А вот Штейнгель начинает снова говорить что-то кажется явно лишнее:
По чистой совести, как пред богом, должен сознаться, что слова: «у Спаса за золотой решеткой приводят меня у самого себя в подозрение. Приемля в соображение, что в первых днях по получении известия о кончине гос¬даря я душевно радовался восшествию на престол цесаревича по личным моим видам, что о истреблении царствующей фамилии я до последнего времени никакого разговора не слыхал и что слова: «Любо! Любо! В Петербурге все перевороты происходили тайно ночью» и пр. для меня вовсе новы, я смею к обвинению своему сказать, что может быть я говорил с Рылеевым об арестовании царской фамилии и о удобности исполнить сие в Москве; но только разве пред последним временем, а не в первых днях, ибо мне то очень памятно, что мне крайне хотелось отклонить Рылеева от последнего их предприятия, особливо после того, как мысли мои о возведении на престол императрицы Елисаветы Алексеевны остались без уважения. Но чтобы о сем говорено было в собрании как о предположении общества еще клятвенно подтверждаю, что того никак не помню. Если бы это был предмет такого рода, то я верно не забыл бы, что о нем было говорено; но по совести думаю, что если Рылеев сказал при Каховском об арестовании царствующей фамилии во время коронации и если я примолвил: «Лучим захватить всех у Спаса за золотой решеткой», то это были слова и мысли скоропреходящие, принадлежащие к числу, может е быть, многих, которые во время взаимных бесед и пылких мечтаний были произнесены и на другой же день забыты. Умоляю Комитет поверить моему чистосердечию, что я никак не дозволил бы себе запираться. Самое важнейшее для меня и труднейшее обстоятельство было сознание о последней сцене с Каховским, ибо, клянусь, не могу без содрогания вспомнить, что убийца подарил мне кинжал на память!! Это приводит всю душу мою в трепет, но я тотчас сказал, не видя даже, чтобы Комитету обстоятельство это было открыто. Итак, пред богом, никак не помню и не помнил обстоятельства, из которого Каховский, вероятно, озлобившийся на меня, написал теперь целую сцену.

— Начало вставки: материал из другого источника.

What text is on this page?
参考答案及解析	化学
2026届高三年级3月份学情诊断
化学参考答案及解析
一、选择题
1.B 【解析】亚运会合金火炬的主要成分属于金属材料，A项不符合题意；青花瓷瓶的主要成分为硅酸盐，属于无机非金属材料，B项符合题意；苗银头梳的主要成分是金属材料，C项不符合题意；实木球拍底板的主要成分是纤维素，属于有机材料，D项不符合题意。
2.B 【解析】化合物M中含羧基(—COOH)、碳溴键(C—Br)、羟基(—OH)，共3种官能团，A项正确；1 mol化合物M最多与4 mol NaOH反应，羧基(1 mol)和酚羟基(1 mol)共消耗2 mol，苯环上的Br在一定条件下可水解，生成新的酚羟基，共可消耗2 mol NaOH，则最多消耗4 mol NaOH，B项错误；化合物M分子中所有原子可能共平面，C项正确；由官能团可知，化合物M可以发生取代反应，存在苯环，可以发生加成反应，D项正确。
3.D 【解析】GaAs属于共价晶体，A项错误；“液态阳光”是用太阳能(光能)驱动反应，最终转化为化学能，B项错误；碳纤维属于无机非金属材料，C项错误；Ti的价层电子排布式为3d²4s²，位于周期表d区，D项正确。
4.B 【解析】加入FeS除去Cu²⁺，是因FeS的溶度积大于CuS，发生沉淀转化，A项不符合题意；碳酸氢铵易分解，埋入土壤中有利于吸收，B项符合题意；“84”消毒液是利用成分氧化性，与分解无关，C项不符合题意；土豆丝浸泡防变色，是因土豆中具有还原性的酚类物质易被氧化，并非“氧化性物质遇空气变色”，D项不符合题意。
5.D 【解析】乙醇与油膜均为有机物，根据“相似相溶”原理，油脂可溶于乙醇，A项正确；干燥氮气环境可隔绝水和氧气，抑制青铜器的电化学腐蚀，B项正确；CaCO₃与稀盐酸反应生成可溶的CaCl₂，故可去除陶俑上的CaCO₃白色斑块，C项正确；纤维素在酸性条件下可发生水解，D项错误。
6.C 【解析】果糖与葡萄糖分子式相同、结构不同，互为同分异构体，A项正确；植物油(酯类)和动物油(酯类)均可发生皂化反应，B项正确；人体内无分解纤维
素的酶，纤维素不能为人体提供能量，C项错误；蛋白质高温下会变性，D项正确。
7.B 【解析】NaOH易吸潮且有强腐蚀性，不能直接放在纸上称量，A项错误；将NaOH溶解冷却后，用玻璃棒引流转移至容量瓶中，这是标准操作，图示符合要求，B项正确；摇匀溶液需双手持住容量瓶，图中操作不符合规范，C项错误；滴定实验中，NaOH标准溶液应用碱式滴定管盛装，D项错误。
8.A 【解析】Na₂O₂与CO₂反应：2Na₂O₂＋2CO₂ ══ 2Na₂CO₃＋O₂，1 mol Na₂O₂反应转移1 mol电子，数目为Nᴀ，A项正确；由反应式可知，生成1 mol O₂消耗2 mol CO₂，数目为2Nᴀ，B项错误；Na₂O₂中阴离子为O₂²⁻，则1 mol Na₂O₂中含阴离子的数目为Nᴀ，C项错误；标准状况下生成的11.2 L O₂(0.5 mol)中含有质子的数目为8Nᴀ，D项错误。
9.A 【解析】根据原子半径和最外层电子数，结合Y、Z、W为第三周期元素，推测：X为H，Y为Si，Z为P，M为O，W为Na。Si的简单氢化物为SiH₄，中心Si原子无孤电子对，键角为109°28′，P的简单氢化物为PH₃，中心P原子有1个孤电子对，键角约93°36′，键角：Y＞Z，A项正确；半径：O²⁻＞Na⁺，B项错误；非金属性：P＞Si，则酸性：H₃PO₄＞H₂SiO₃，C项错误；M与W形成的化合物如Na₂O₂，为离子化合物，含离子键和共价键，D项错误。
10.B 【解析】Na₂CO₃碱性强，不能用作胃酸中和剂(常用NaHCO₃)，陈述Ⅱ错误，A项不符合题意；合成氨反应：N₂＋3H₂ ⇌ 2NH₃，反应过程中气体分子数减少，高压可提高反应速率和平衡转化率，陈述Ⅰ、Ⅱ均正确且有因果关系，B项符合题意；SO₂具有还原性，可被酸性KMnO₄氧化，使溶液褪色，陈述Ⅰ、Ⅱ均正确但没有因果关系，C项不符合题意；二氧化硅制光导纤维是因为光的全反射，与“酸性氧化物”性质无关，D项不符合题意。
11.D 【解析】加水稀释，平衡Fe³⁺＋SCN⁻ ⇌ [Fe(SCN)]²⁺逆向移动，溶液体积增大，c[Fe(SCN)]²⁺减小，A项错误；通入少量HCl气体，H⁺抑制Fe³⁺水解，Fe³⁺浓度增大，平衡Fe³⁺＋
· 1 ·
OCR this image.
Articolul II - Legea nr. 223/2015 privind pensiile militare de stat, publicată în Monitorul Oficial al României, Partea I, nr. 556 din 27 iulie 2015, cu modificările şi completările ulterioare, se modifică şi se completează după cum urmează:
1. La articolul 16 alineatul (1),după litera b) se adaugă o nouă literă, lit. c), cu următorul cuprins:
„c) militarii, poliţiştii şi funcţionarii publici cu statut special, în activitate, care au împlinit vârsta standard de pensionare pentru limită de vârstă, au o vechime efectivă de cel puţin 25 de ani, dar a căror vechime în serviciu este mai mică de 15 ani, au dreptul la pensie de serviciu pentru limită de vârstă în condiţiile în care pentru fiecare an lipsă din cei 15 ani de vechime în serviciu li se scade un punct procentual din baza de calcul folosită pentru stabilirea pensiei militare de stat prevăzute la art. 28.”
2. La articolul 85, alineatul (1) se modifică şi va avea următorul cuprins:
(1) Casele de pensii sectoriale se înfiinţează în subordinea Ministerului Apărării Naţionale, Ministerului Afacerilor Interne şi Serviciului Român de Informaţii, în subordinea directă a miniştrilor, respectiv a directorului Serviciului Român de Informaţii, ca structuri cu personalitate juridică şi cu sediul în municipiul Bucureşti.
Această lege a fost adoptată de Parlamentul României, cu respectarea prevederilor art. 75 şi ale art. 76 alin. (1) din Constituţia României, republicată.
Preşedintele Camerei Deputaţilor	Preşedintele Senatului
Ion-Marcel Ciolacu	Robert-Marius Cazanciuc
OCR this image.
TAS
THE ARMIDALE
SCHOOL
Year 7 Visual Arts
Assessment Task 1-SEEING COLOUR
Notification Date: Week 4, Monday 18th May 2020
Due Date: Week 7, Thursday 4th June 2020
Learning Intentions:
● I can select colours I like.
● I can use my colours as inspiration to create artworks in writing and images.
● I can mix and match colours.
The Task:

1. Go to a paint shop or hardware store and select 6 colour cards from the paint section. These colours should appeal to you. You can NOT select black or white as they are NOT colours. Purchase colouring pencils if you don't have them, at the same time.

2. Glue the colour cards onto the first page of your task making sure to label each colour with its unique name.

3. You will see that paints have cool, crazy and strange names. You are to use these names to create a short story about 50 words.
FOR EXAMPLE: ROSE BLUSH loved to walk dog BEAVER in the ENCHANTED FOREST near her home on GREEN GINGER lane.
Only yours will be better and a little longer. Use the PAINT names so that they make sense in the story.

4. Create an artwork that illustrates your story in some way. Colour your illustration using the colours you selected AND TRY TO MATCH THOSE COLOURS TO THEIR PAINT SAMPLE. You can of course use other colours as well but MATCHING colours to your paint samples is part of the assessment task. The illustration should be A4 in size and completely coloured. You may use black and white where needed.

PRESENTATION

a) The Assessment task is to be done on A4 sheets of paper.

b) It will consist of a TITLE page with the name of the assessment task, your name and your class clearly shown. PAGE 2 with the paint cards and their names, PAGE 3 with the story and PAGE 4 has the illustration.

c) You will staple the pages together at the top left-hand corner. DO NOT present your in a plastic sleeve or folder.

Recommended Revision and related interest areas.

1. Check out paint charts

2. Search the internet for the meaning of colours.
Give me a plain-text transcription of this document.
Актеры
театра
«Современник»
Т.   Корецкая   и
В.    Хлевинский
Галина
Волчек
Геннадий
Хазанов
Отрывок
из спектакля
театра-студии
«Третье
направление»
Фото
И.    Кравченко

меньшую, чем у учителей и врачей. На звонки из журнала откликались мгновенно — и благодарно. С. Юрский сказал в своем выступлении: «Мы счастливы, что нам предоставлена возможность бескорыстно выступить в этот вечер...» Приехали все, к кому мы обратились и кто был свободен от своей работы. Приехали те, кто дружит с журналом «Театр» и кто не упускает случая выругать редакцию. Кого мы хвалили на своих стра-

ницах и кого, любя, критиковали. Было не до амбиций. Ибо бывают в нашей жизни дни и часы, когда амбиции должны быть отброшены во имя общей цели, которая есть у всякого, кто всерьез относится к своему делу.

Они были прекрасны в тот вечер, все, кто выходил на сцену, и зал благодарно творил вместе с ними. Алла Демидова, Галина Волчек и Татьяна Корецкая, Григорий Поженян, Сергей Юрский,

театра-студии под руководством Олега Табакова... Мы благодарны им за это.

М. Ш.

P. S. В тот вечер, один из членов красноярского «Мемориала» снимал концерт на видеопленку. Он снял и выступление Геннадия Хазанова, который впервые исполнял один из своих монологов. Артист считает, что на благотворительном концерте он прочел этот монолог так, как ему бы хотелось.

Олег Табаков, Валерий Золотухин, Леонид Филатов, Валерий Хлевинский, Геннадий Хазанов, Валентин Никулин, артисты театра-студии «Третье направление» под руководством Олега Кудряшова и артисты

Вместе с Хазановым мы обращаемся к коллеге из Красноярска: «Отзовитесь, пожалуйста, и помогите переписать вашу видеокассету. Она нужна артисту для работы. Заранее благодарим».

…Убейте меня, но кажется он единственный из четырех признается в том, что какой-то эдакий разговор про арестование в Москве и правда вполне себе был.
Далее следует финал - 16 мая Каховский получает свои 4 очные ставки по итогам написанного. «На очных ставках все утверждают несправедливость показаний Каховского».
Финал, господа. Если с Рылеевым Каховский еще успел встретиться и примириться, то со Штейнгелем шансов не было.
Я не знаю, как это комментировать. Просто люди. Просто - следствие.